PDA

View Full Version : WuProp build finished



Bryan
07-25-16, 10:14 PM
I've finished my WuProp machine. It should do pretty good on hours and produce a few credits while it's at it :D

2474

2x E5-2695 V4
36 cores/ 72 threads
2.3GHz
128G ECC RAM

Performance - CSG and SRBase

Identical credits of 4 each I7-3930K @ 4.2G (both std and AVX)
Equal to 2.6 24 thread X5675 Xeon @ 3.06G (CSG)
Equal to 5.3 24 thread X5675 Xeon on AVX project (SRBase)

This boy is a happy camper :))

BTW, a lesson learned. Windows only supports 64 threads because of the new memory standard NUMA. Linux will run all 72 threads so this box is destined to spend a lot of its life on Linux.

zombie67
07-25-16, 11:55 PM
Sweeeeeeeeet!!!!

About the 64 thread on win. Got a link about that? I need to learn more.

Edit: Which version of windows?

Bryan
07-26-16, 12:08 AM
All versions ... maybe not on server OS. Just do a search on "Windows NUMA". If you were generating code you could setup each processor as a different node and have 64 thread support for each node. Then you could theoretically write the BOINC code and assign threads to the different nodes. Applications can be written that are NUMA aware and they overcome the 64 thread limitation.

zombie67
07-26-16, 12:11 AM
Hrm. According to this, win7 supports up to 256:

https://support.microsoft.com/en-us/help/10737/windows-7-system-requirements



PCs with multi-core processors:

Windows 7 was designed to work with today's multi-core processors. All 32-bit versions of Windows 7 can support up to 32 processor cores, while 64‑bit versions can support up to 256 processor cores.

I assume win10 supports at least this many.

Edit: I think NUMA is a "nice to have". Otherwise it drops back to normal SMP mode. Have you tried just running it in windows to see if it sees all threads?

Bryan
07-26-16, 12:33 AM
It sees all 72 threads Z, count the little boxes in the 1st post. If you are running BTasks and start up 64 threads each and every one of the little suckers will show 100% CPU usage. If you enable the 65th thread then you will see a couple drop from 100% utilization. Go to 72 WU and more of them will drop below 100%. Windows assigns the extras (above 64) to the same 64 ... it doesn't add more threads it just starts sharing the 64. The CPU loading changes very little from 64 to 72 threads. The machine will never get to 100% loading.

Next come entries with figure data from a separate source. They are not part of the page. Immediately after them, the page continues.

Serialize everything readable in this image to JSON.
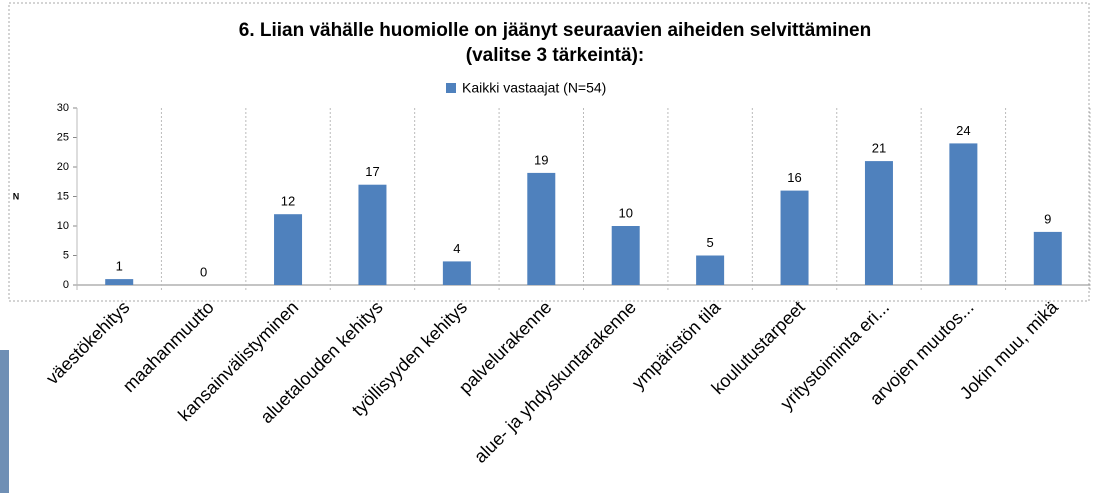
{
  "chart_data": {
    "type": "bar",
    "title": "6. Liian vähälle huomiolle on jäänyt seuraavien aiheiden selvittäminen",
    "subtitle": "(valitse 3 tärkeintä):",
    "y_label": "N",
    "categories": [
      "väestökehitys",
      "maahanmuutto",
      "kansainvälistyminen",
      "aluetalouden kehitys",
      "työllisyyden kehitys",
      "palvelurakenne",
      "alue- ja yhdyskuntarakenne",
      "ympäristön tila",
      "koulutustarpeet",
      "yritystoiminta eri...",
      "arvojen muutos...",
      "Jokin muu, mikä"
    ],
    "series": [
      {
        "name": "Kaikki vastaajat (N=54)",
        "color": "#4f81bd",
        "values": [
          1,
          0,
          12,
          17,
          4,
          19,
          10,
          5,
          16,
          21,
          24,
          9
        ]
      }
    ],
    "ylim": [
      0,
      30
    ],
    "yticks": [
      0,
      5,
      10,
      15,
      20,
      25,
      30
    ],
    "legend": "top"
  }
}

On Linux all 72 threads will show 100% CPU usage.

Versions of Windows prior to Win7 do not support NUMA. W10 also supports 64 threads. There is probably no reason to do more since I imagine only applications running on servers would be written to be NUMA aware. How many people use desktop PCs w/ more than 64 threads?

Bryan
07-26-16, 01:00 AM
@Z, I'm going to have to do more investigation. What I told you is what I was told before I put together this machine. I did see the BTasks behavior that I was told about. But I started thinking and the high definition screen shot of the 1st post I can see the processor is showing 98% utilization and all 72 threads are active. That was taken running Universe.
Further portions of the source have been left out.